Chipotle pushes their suppliers to treat their animals in a manner that they would be in their natural state. This means that the chicken, pork, and beef they buy is from farms that use open range and naturally raised standards. Chipotle’s goal is to have 100% of their suppliers stop using antibiotics and chemicals in their livestock’s food. They also look for suppliers that keep their livestock outside in open range rather than in confined concrete and steel pens. Chipotle believes that this leads to happier and healthier animals and better tasting food.
Another big facet of Chiptole’s “Food With Integrity” is locally sourced food. They state that they prefer to work with smaller, local farms, even though they sometimes have to go to bigger farms to better serve their customer. The people aspect of “Food With Integrity” also aims to cover their employees as well. Chipotle often looks to employ newly arrived US citizens to help them get a new start in the US. They provide training, cultural acclimation services, and English language services to anyone who requests it. Chipotle also prefers to promote from within rather than look outside the company to keep a community feel within their employees.

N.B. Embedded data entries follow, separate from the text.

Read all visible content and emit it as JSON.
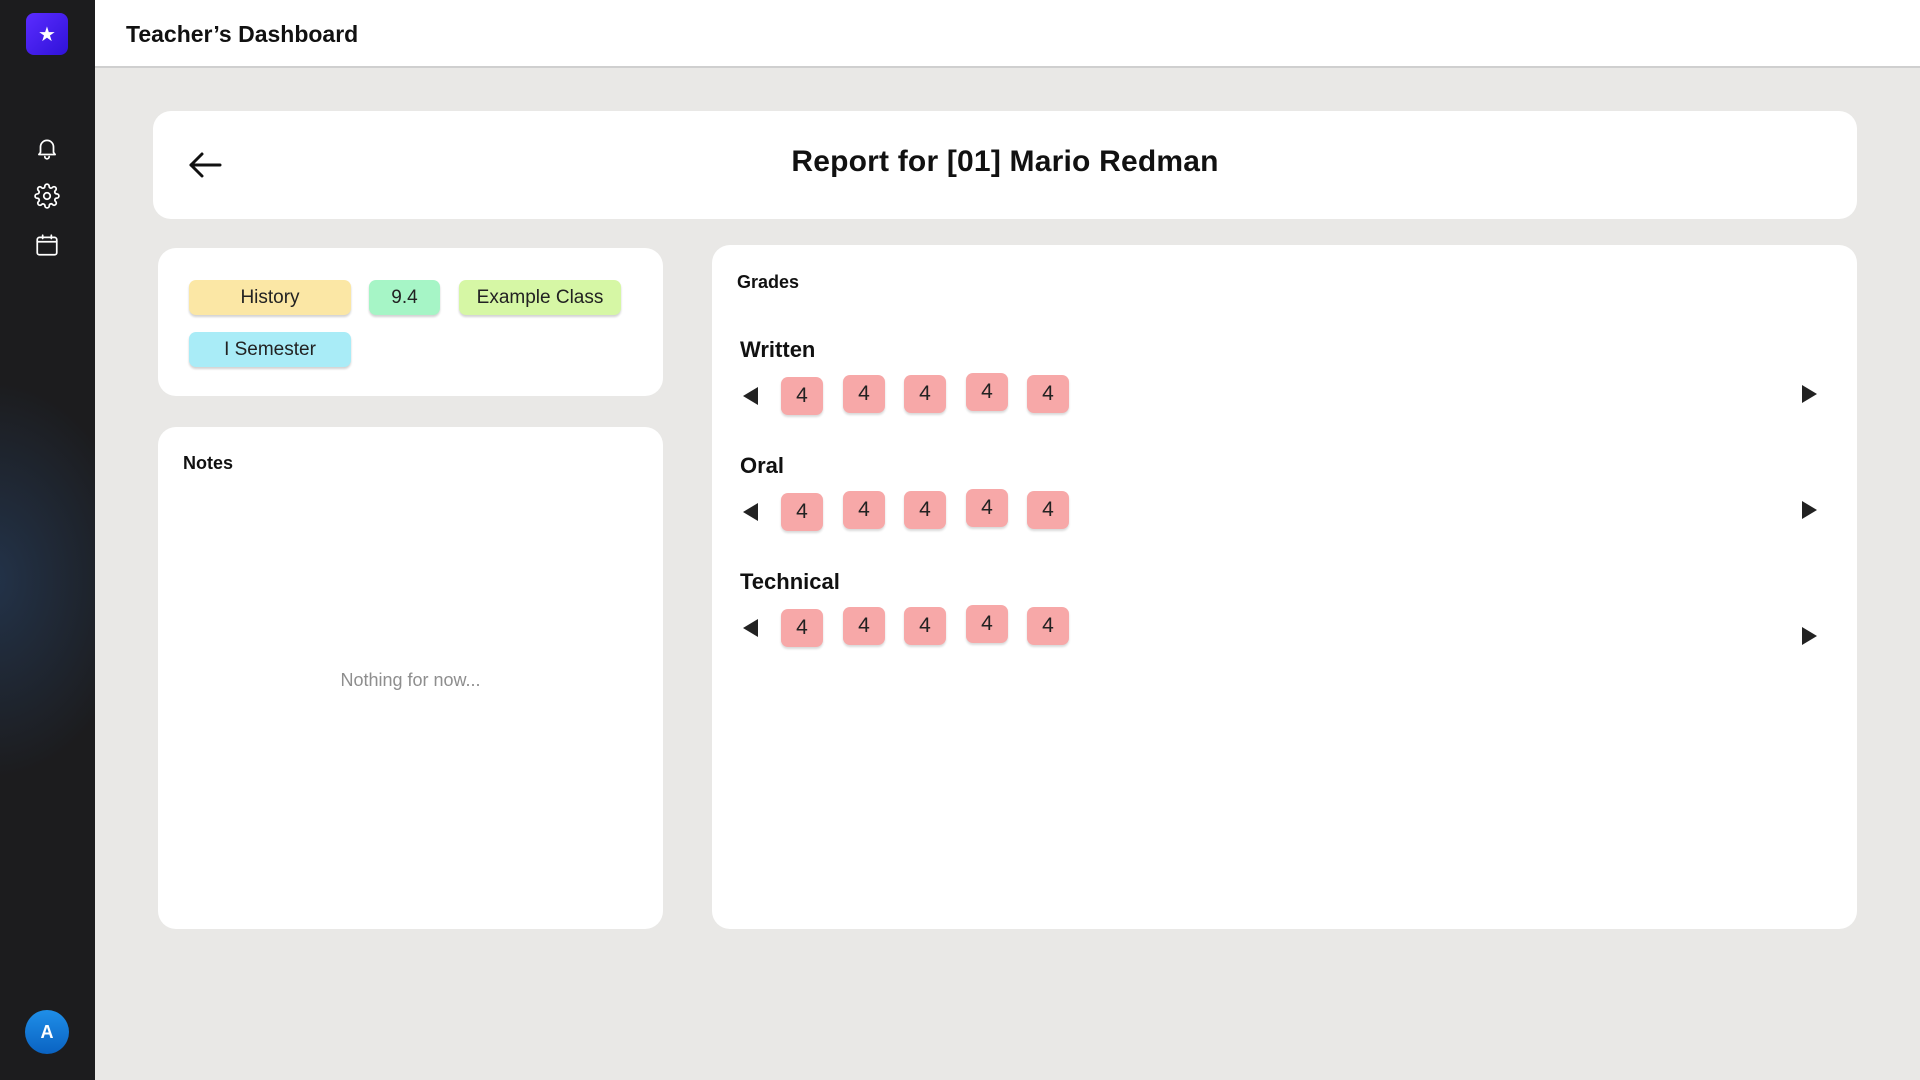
{
  "app": {
    "title": "Teacher’s Dashboard",
    "logo_icon": "star-icon",
    "avatar_initial": "A",
    "accent": "#4a22ee"
  },
  "sidebar": {
    "icons": [
      "bell-icon",
      "gear-icon",
      "calendar-icon"
    ]
  },
  "report": {
    "title": "Report for [01] Mario Redman"
  },
  "tags": [
    {
      "label": "History",
      "color": "#fbe7a5"
    },
    {
      "label": "9.4",
      "color": "#a6f5c6"
    },
    {
      "label": "Example Class",
      "color": "#d6f7a5"
    },
    {
      "label": "I Semester",
      "color": "#a9ecf7"
    }
  ],
  "notes": {
    "heading": "Notes",
    "empty_text": "Nothing for now..."
  },
  "grades": {
    "heading": "Grades",
    "grade_color": "#f7a8a8",
    "categories": [
      {
        "label": "Written",
        "values": [
          "4",
          "4",
          "4",
          "4",
          "4"
        ]
      },
      {
        "label": "Oral",
        "values": [
          "4",
          "4",
          "4",
          "4",
          "4"
        ]
      },
      {
        "label": "Technical",
        "values": [
          "4",
          "4",
          "4",
          "4",
          "4"
        ]
      }
    ]
  }
}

There are a number of environmental policies aimed at sustainability. The people behind the big decisions at Chipotle are big proponents of organic food. This helps with the environmental awareness aspect of “Food With Integrity” in a couple ways. By going organic, helps reduce the amount of waste involved in producing and using pesticides and other harmful chemicals. Chipotle also mentions family farms for environmental reasons, not just people reasons. Chipotle argues that family farms need their land to be sustainable in order to continue having a livelihood, they avoid harmful farming practices, such as monocultures, where one plant is harvested over and over on the same soil, which goes against the natural diversity of ecosystems and depletes the soil.

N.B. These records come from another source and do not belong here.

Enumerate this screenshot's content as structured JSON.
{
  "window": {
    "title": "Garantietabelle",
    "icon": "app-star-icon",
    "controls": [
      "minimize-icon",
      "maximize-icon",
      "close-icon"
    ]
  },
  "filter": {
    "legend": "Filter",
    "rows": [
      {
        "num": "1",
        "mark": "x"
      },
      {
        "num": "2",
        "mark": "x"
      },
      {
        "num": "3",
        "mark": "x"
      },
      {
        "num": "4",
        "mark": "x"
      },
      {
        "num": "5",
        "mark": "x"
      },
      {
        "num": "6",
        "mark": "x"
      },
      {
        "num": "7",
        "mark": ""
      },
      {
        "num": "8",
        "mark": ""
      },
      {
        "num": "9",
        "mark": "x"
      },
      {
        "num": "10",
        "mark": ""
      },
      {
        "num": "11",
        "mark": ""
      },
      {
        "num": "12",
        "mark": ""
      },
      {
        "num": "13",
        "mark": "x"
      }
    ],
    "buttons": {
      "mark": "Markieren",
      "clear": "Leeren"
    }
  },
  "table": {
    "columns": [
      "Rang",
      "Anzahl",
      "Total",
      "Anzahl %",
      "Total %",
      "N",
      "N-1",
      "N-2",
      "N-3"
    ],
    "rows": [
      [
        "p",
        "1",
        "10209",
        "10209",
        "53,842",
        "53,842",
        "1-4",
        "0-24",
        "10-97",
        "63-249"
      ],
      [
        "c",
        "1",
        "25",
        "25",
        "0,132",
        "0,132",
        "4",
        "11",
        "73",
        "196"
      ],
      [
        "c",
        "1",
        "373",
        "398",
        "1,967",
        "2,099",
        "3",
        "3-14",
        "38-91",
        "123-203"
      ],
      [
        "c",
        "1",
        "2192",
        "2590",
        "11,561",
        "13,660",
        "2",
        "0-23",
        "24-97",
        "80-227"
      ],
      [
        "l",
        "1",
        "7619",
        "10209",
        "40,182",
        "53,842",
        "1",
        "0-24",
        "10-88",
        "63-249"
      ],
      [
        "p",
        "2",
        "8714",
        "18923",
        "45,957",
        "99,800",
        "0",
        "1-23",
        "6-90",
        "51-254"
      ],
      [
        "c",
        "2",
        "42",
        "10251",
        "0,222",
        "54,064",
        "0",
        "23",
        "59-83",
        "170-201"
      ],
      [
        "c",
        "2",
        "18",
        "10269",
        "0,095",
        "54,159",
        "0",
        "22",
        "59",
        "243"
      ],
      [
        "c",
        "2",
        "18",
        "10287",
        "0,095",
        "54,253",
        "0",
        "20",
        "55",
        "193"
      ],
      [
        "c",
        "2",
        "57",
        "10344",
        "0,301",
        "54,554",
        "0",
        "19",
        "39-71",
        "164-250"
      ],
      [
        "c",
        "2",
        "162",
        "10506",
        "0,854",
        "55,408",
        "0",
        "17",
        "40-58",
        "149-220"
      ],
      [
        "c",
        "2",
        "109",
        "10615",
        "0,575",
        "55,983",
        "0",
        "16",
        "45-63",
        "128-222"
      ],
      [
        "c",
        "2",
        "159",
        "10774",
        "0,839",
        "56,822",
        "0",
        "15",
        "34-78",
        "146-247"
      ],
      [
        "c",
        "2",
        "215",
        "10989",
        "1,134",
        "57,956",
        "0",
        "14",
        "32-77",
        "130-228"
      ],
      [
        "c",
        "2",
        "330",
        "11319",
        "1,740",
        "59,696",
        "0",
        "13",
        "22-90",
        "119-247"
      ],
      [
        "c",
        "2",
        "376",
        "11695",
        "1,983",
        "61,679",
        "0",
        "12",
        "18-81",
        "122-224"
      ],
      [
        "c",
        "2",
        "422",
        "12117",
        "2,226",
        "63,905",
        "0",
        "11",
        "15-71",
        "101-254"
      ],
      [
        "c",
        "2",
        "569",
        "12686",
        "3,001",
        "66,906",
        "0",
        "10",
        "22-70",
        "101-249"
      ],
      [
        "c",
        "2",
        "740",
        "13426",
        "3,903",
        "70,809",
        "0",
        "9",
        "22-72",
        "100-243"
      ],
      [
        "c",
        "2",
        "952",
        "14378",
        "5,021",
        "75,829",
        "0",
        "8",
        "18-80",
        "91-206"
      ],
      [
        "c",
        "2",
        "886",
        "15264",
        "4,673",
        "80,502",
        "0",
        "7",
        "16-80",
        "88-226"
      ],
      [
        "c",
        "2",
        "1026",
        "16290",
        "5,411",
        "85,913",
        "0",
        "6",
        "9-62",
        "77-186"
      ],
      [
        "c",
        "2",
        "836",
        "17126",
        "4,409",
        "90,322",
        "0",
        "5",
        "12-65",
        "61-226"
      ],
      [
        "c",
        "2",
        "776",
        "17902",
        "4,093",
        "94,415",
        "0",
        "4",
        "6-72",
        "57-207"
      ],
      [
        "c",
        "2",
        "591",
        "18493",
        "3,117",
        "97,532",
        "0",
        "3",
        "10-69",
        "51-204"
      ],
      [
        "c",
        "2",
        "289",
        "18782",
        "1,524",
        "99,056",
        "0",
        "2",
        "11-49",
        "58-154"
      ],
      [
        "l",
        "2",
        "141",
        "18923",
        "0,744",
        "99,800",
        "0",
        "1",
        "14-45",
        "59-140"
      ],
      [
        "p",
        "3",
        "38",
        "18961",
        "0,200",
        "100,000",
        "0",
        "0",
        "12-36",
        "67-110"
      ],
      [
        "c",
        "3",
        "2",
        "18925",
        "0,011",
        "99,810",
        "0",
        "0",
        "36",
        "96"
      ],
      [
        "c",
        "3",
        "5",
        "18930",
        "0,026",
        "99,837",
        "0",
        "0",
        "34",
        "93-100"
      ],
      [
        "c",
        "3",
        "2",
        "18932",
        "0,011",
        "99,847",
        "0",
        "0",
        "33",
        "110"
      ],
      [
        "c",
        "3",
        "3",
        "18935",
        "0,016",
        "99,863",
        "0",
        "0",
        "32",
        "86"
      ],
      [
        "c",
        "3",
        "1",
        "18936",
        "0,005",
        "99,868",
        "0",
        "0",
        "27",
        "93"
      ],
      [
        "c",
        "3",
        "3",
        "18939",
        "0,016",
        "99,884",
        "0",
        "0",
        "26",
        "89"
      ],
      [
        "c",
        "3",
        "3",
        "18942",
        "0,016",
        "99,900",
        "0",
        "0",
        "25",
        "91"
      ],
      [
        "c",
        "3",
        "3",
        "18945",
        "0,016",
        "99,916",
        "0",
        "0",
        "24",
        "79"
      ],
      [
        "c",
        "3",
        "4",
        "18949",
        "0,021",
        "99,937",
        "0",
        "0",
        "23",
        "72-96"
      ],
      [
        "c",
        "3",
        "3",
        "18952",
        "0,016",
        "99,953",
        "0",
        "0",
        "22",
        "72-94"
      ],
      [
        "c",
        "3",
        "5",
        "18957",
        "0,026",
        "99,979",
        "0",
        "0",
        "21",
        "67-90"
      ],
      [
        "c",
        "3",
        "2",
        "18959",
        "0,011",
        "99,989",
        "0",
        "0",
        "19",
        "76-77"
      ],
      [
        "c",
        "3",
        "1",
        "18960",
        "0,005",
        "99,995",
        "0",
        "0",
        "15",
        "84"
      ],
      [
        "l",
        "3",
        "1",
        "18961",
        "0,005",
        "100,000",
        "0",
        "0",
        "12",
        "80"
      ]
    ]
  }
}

Chipotle has made an effort to create a gourmet burrito with organic, healthy ingredients to make the Mexican food experience a healthier one. But, how effective can this health push be when its customers are scarfing down two pound burritos wrapped in tin foil? According to a Men’s Health report on the “20 Worst Foods in America“, Chipotle was dubbed the most unhealthy Mexican entree. While the individual ingredients may be free range, organic, and healthy, the combination of all these ingredients, when the tortilla, rice, meat, beans, and veggies are all accounted for, total over a thousand calories or about two standard meals.
Although Chipotle’s mission statement has good values at its core, its execution leaves a little to be desired. It’s obvious that they push for open/free range conditions for their food and that they have the environment in mind with their policies. However, the people portion of the mission statement is pretty thin. They state that they try to source from smaller, local farms, but that they sometimes use bigger farms to keep cost down. They often refer to the fact that they have “several policies” in place to protect human and animal rights without explicitly stating what these policies are. They put a big emphasis on locally and organically sourcing, but say that can often only source a little bit in this manner, setting at least 50% of one food item as their goal (seems a little low doesn’t it?).
Chipotle’s mindset is in the right place. Although they are a huge company, they don’t want to be a corporate monster that gives little thought to the effects of their food-sourcing and only focuses on cutting costs. While “Food With Integrity” has a number of great ideas and policies in place, Chipotle may still need some time to reach their goals. They seem to avoid sourcing from suppliers who implement harmful practices whenever it is possible, but the costs involved with doing so seem to be keeping them from fully realizing their goals.
Chipotle has some lofty goals in place. They don’t hide from the fact that they can’t currently reach all their goals. But they’re working on it. Given some time and some more effort, Chipotle may be able to set a gold standard for food-sourcing practices.